Re: [PATCH] mm: memcg: use rstat for non-hierarchical stats

From: Johannes Weiner
Date: Tue Jul 25 2023 - 16:18:23 EST


On Tue, Jul 25, 2023 at 12:24:19PM -0700, Yosry Ahmed wrote:
> On Tue, Jul 25, 2023 at 7:04 AM Johannes Weiner <hannes@xxxxxxxxxxx> wrote:
> > We used to maintain *all* stats in per-cpu counters at the local
> > level. memory.stat reads would have to iterate and aggregate the
> > entire subtree every time. This was obviously very costly, so we added
> > batched upward propagation during stat updates to simplify reads:
> >
> > commit 42a300353577ccc17ecc627b8570a89fa1678bec
> > Author: Johannes Weiner <hannes@xxxxxxxxxxx>
> > Date: Tue May 14 15:47:12 2019 -0700
> >
> > mm: memcontrol: fix recursive statistics correctness & scalabilty
> >
> > However, that caused a regression in the stat write path, as the
> > upward propagation would bottleneck on the cachelines in the shared
> > parents. The fix for *that* re-introduced the per-cpu loops in the
> > local stat reads:
> >
> > commit 815744d75152078cde5391fc1e3c2d4424323fb6
> > Author: Johannes Weiner <hannes@xxxxxxxxxxx>
> > Date: Thu Jun 13 15:55:46 2019 -0700
> >
> > mm: memcontrol: don't batch updates of local VM stats and events
> >
> > So I wouldn't say it's a regression from rstat. Except for that short
> > period between the two commits above, the read side for local stats
> > was always expensive.
>
> I was comparing from an 4.15 kernel, so I assumed the major change was
> from rstat, but that was not accurate. Thanks for the history.
>
> However, in that 4.15 kernel the local (non-hierarchical) stats were
> readily available without iterating percpu counters. There is a
> regression that was introduced somewhere.
>
> Looking at the history you described, it seems like up until
> 815744d75152 we used to maintain "local" (aka non-hierarchical)
> counters, so reading local stats was reading one counter, and starting
> 815744d75152 we started having to loop percpu counters for that.
>
> So it is not a regression of rstat, but seemingly it is a regression
> of 815744d75152. Is my understanding incorrect?

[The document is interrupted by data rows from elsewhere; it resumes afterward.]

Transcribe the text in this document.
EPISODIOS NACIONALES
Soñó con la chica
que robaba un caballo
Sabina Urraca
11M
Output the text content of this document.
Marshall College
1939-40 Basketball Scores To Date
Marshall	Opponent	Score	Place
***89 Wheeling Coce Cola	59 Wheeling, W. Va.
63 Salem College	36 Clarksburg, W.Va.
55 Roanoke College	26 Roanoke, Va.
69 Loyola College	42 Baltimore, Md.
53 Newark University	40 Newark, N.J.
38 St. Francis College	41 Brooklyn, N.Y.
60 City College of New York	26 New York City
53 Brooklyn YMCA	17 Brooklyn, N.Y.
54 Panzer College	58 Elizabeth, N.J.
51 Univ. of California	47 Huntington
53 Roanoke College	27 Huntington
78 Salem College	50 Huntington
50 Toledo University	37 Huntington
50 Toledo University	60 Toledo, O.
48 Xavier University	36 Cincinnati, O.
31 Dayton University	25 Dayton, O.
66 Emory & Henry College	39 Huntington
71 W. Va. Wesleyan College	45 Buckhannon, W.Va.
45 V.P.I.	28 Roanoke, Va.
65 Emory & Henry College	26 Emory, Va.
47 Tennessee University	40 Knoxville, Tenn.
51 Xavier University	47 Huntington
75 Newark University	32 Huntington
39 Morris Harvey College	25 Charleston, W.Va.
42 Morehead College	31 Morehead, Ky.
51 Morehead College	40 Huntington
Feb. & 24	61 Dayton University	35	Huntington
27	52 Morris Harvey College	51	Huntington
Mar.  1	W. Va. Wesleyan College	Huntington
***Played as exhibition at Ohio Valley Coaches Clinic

Yes, it actually goes back further. Bear with me.

For the longest time, it used to be local per-cpu counters. Every
memory.stat read had to do nr_memcg * nr_cpu aggregation. You can
imagine that this didn't scale in production.

We added local atomics and turned the per-cpu counters into buffers:

commit a983b5ebee57209c99f68c8327072f25e0e6e3da
Author: Johannes Weiner <hannes@xxxxxxxxxxx>
Date: Wed Jan 31 16:16:45 2018 -0800

mm: memcontrol: fix excessive complexity in memory.stat reporting

Local counts became a simple atomic_read(), but the hierarchy counts
would still have to aggregate nr_memcg counters.

That was of course still too much read-side complexity, so we switched
to batched upward propagation during the stat updates:

commit 42a300353577ccc17ecc627b8570a89fa1678bec
Author: Johannes Weiner <hannes@xxxxxxxxxxx>
Date: Tue May 14 15:47:12 2019 -0700

mm: memcontrol: fix recursive statistics correctness & scalabilty

This gave us two atomics at each level: one for local and one for
hierarchical stats.

However, that went too far the other direction: too many counters
touched during stat updates, and we got a regression report over memcg
cacheline contention during MM workloads. Instead of backing out
42a300353 - since all the previous versions were terrible too - we
dropped write-side aggregation of *only* the local counters:

commit 815744d75152078cde5391fc1e3c2d4424323fb6
Author: Johannes Weiner <hannes@xxxxxxxxxxx>
Date: Thu Jun 13 15:55:46 2019 -0700

mm: memcontrol: don't batch updates of local VM stats and events

In effect, this kept all the stat optimizations for cgroup2 (which
doesn't have local counters), and reverted cgroup1 back to how it was
for the longest time: on-demand aggregated per-cpu counters.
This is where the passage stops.